Kathy LaTour is a breast cancer survivor, author of The Breast Cancer Companion and co-founder of CURE magazine. While cancer did not take her life, she has given it willingly to educate, empower and enlighten the newly diagnosed and those who care for them.
For caregivers, anxiety of a cancer recurrence could be worse than the patient's.
Patients with fear of recurrence (FCR) “ruminate” at times, says Laurel Northouse, a professor of nursing at the University of Michigan School of Nursing in Ann Arbor, Mich. “That is, they worry about FCR to the extent that it interferes with the quality of their day-to-day lives.”
“For caregivers, this anxiety can be worse, she says, because they don’t get firsthand information. In a population-based study of the quality of life of cancer survivors and their family caregivers, Northouse and her colleagues reported “the strongest predictors for cancer survivors’ quality of life were family stressors, social support, meaning of the illness, and employment status, whereas the strongest predictors for family caregivers’ quality of life were fear of recurrence and social support.”
Northouse says caregivers might not be included in discussions that go on during clinical appointments. As a result, they can’t get their own questions answered and have more uncertainty, which often leads to higher fear of recurrence.

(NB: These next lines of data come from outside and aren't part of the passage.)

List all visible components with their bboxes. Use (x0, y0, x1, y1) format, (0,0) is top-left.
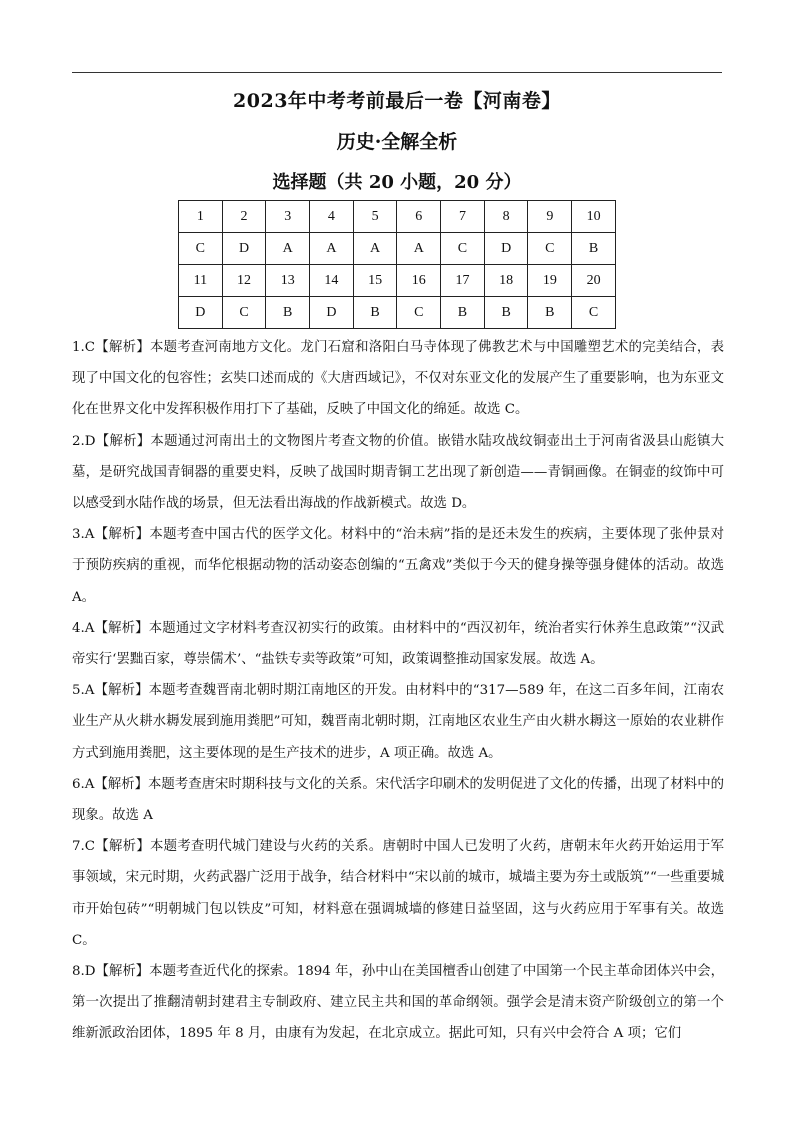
explanations (72, 332, 724, 1050)
question-number-cell: 20 (572, 265, 616, 297)
question-number-cell: 3 (266, 201, 310, 233)
question-number-cell: 8 (484, 201, 528, 233)
section-heading: 选择题（共 20 小题，20 分） (272, 172, 522, 193)
explanation-2: 2.D【解析】本题通过河南出土的文物图片考查文物的价值。嵌错水陆攻战纹铜壶出土于河南省汲县山彪镇大墓，是研究战国青铜器的重要史料，反映了战国时期青铜工艺出现了新创造——青铜画像。在铜壶的纹饰中可以感受到水陆作战的场景，但无法看出海战的作战新模式。故选 D。 (72, 433, 724, 512)
question-number-cell: 15 (353, 265, 397, 297)
answer-cell: B (266, 297, 310, 329)
question-number-cell: 10 (572, 201, 616, 233)
answer-cell: B (441, 297, 485, 329)
answer-cell: B (572, 233, 616, 265)
question-number-cell: 18 (484, 265, 528, 297)
answer-cell: C (397, 297, 441, 329)
answer-table-row (179, 265, 616, 297)
header-rule (72, 72, 722, 73)
question-number-cell: 17 (441, 265, 485, 297)
answer-cell: A (353, 233, 397, 265)
question-number-cell: 4 (310, 201, 354, 233)
answer-cell: D (179, 297, 223, 329)
question-number-cell: 5 (353, 201, 397, 233)
answer-cell: A (310, 233, 354, 265)
answer-table-row (179, 201, 616, 233)
explanation-1: 1.C【解析】本题考查河南地方文化。龙门石窟和洛阳白马寺体现了佛教艺术与中国雕塑艺术的完美结合，表现了中国文化的包容性；玄奘口述而成的《大唐西域记》，不仅对东亚文化的发展产生了重要影响，也为东亚文化在世界文化中发挥积极作用打下了基础，反映了中国文化的绵延。故选 C。 (72, 340, 724, 418)
answer-cell: C (222, 297, 266, 329)
answer-cell: D (484, 233, 528, 265)
question-number-cell: 6 (397, 201, 441, 233)
question-number-cell: 19 (528, 265, 572, 297)
question-number-cell: 9 (528, 201, 572, 233)
answer-cell: B (353, 297, 397, 329)
question-number-cell: 16 (397, 265, 441, 297)
answer-cell: B (528, 297, 572, 329)
answer-cell: C (179, 233, 223, 265)
answer-cell: A (397, 233, 441, 265)
answer-cell: D (222, 233, 266, 265)
explanation-4: 4.A【解析】本题通过文字材料考查汉初实行的政策。由材料中的“西汉初年，统治者实行休养生息政策”“汉武帝实行‘罢黜百家，尊崇儒术’、“盐铁专卖等政策”可知，政策调整推动国家发展。故选 A。 (72, 620, 724, 668)
answer-cell: C (528, 233, 572, 265)
explanation-5: 5.A【解析】本题考查魏晋南北朝时期江南地区的开发。由材料中的“317—589 年，在这二百多年间，江南农业生产从火耕水耨发展到施用粪肥”可知，魏晋南北朝时期，江南地区农业生产由火耕水耨这一原始的农业耕作方式到施用粪肥，这主要体现的是生产技术的进步，A 项正确。故选 A。 (72, 683, 724, 761)
answer-cell: C (441, 233, 485, 265)
question-number-cell: 11 (179, 265, 223, 297)
question-number-cell: 7 (441, 201, 485, 233)
explanation-3: 3.A【解析】本题考查中国古代的医学文化。材料中的“治未病”指的是还未发生的疾病，主要体现了张仲景对于预防疾病的重视，而华佗根据动物的活动姿态创编的“五禽戏”类似于今天的健身操等强身健体的活动。故选 A。 (72, 527, 724, 605)
explanation-7: 7.C【解析】本题考查明代城门建设与火药的关系。唐朝时中国人已发明了火药，唐朝末年火药开始运用于军事领域，宋元时期，火药武器广泛用于战争，结合材料中“宋以前的城市，城墙主要为夯土或版筑”“一些重要城市开始包砖”“明朝城门包以铁皮”可知，材料意在强调城墙的修建日益坚固，这与火药应用于军事有关。故选 C。 (72, 839, 724, 948)
explanation-6: 6.A【解析】本题考查唐宋时期科技与文化的关系。宋代活字印刷术的发明促进了文化的传播，出现了材料中的现象。故选 A (72, 776, 724, 824)
answer-cell: A (266, 233, 310, 265)
answer-table (178, 200, 616, 329)
answer-cell: D (310, 297, 354, 329)
explanation-8: 8.D【解析】本题考查近代化的探索。1894 年，孙中山在美国檀香山创建了中国第一个民主革命团体兴中会，第一次提出了推翻清朝封建君主专制政府、建立民主共和国的革命纲领。强学会是清末资产阶级创立的第一个维新派政治团体，1895 年 8 月，由康有为发起，在北京成立。据此可知，只有兴中会符合 A 项；它们 (72, 964, 724, 1042)
answer-table-row (179, 233, 616, 265)
question-number-cell: 14 (310, 265, 354, 297)
question-number-cell: 12 (222, 265, 266, 297)
page-title: 2023年中考考前最后一卷【河南卷】 (233, 90, 561, 112)
question-number-cell: 1 (179, 201, 223, 233)
answer-cell: C (572, 297, 616, 329)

A powerful coping tool is acceptance, Northouse says. “FCR is a normal part of the cancer experience. It is important to accept that you will have some FCR. It’s not a sign of poor coping,” she adds. “But try not to let FCR consume you. Focus on the positive things in your life.”
Three-way communication can also be helpful. When caregivers are included in clinic visits, it facilitates communication between the patient, caregiver and health professional. When everyone is on the same page, it can reduce caregiver and patient uncertainty.
“It is helpful when families can find a new meaning in the illness,” Northouse says. “If people can reframe the cancer as something that can have positive effects for them, it brings the family closer and it increases the family’s ability to cope. And don’t ruminate about it. Try to break the cycle of thinking about it constantly. Try planning something fun for a few hours.”